A simple experiment that illustrates what happens when users disable cookies is to request the script shown in Example 8-2 from a browser that has cookie support turned off. When repeated requests are made, the counter doesn't increment, and the session duration remains at zero seconds. Because a cookie isn't sent from the browser, the variable $PHPSESSID
is never set. The other side effect is that each time the page is requested, a session file is created in the /tmp directory. Many users configure their browsers to not accept cookies, and session-based applications won't work unless they are written to handle the missing cookie.
The session identifier that would have been sent as a cookie in this experiment can be transmitted in a GET
or POST
method request. While the session_start( )
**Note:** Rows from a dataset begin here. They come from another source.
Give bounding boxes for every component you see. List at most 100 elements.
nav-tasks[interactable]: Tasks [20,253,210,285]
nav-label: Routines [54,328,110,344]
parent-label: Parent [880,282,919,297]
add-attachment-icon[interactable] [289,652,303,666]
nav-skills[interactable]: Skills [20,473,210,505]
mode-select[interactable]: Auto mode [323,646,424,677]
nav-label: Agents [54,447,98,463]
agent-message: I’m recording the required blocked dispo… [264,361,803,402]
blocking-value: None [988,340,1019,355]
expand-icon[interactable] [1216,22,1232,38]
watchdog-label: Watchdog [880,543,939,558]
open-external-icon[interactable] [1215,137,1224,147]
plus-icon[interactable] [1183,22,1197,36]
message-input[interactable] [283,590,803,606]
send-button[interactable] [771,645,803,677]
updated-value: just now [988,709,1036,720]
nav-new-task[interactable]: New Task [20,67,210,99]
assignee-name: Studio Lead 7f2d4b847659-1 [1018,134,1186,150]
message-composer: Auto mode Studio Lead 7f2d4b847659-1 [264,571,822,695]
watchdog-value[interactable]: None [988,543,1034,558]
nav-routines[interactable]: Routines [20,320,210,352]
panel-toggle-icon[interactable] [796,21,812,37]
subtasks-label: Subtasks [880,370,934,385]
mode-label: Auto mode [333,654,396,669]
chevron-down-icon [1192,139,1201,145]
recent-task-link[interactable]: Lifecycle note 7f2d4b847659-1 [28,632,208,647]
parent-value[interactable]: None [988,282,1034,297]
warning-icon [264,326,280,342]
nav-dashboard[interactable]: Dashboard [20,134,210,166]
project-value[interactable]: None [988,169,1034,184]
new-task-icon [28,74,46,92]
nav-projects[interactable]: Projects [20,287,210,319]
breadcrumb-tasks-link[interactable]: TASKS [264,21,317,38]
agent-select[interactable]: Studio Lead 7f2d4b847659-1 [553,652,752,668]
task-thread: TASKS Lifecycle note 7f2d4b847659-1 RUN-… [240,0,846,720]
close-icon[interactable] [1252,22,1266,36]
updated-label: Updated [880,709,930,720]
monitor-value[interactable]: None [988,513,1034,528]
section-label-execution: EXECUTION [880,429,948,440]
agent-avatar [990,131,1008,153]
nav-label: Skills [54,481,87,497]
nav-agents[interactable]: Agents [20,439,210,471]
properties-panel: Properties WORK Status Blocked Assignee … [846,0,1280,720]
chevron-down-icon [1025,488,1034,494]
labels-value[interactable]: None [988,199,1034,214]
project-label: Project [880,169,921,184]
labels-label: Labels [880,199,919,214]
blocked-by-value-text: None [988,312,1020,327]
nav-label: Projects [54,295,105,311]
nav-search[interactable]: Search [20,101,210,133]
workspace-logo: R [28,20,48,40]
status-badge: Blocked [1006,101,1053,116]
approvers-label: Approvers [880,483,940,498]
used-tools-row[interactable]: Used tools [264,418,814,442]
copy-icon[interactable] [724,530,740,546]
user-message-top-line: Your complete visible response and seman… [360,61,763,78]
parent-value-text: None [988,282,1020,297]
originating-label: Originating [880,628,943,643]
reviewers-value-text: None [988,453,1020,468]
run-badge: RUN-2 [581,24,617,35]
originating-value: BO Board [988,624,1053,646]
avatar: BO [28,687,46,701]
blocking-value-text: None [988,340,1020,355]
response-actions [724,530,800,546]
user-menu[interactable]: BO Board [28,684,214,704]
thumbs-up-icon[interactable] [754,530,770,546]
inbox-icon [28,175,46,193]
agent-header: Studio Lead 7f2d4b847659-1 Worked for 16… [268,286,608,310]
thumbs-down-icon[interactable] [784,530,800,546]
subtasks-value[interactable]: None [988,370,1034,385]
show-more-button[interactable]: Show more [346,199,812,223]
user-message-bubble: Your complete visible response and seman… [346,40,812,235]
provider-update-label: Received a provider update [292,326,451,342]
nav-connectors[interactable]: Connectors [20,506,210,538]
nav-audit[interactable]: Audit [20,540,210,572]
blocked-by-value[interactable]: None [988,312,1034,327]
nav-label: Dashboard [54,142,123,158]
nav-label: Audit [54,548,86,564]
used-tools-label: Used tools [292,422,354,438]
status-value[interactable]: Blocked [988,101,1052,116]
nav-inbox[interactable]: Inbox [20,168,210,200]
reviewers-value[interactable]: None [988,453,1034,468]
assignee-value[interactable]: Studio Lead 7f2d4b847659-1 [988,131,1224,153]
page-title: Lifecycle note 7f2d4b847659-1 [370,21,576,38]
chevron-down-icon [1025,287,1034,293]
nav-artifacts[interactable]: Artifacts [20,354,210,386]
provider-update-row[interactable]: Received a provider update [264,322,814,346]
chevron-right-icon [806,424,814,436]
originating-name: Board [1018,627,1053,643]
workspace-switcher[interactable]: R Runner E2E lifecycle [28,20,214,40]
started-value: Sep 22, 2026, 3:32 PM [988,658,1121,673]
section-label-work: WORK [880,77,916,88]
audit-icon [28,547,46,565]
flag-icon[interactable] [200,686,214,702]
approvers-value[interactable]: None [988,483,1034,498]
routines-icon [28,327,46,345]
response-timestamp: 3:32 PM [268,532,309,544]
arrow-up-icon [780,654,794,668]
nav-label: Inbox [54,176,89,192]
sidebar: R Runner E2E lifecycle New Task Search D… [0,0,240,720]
function can use $PHPSESSID
set by either a GET
or POST
method request, it is more practical to use the GET
variable. Using the POST
variable leads to the reload problem described in Chapter 6. Continuing the experiment, requests that don't contain the cookie can identify an existing session by setting an attribute in a GET
method request with the name PHPSESSID
and the value of the session ID. For example, an initial request can be made to Example 8-1 with the URL:
http://localhost/example.8-1.php
This creates a session and an associated file such as:
/tmp/sess_be20081806199800da22e24081964000
Subsequent requests can be made that include the PHPSESSID
:
http://localhost/example.8-1.php?PHPSESSID=be20081806199800da22e24081964000
The response shows the counter set to 1
and the correct session duration. Repeated requests to this URL behave as expected: the counter increments, and the calculated duration increases.
If you write session-based applications to use the URL to identify sessions, the application doesn't fail for users who don't allow cookies. Applications can use a test cookie to see if cookies are supported by the browser or just not use cookies at all.
|
Another advantage of avoiding cookies is that some browsers, such as Netscape and Internet Explorer, share cookies across all instances of the program running for a particular user on the same machine. This behavior prevents a user from having multiple sessions with a web database application.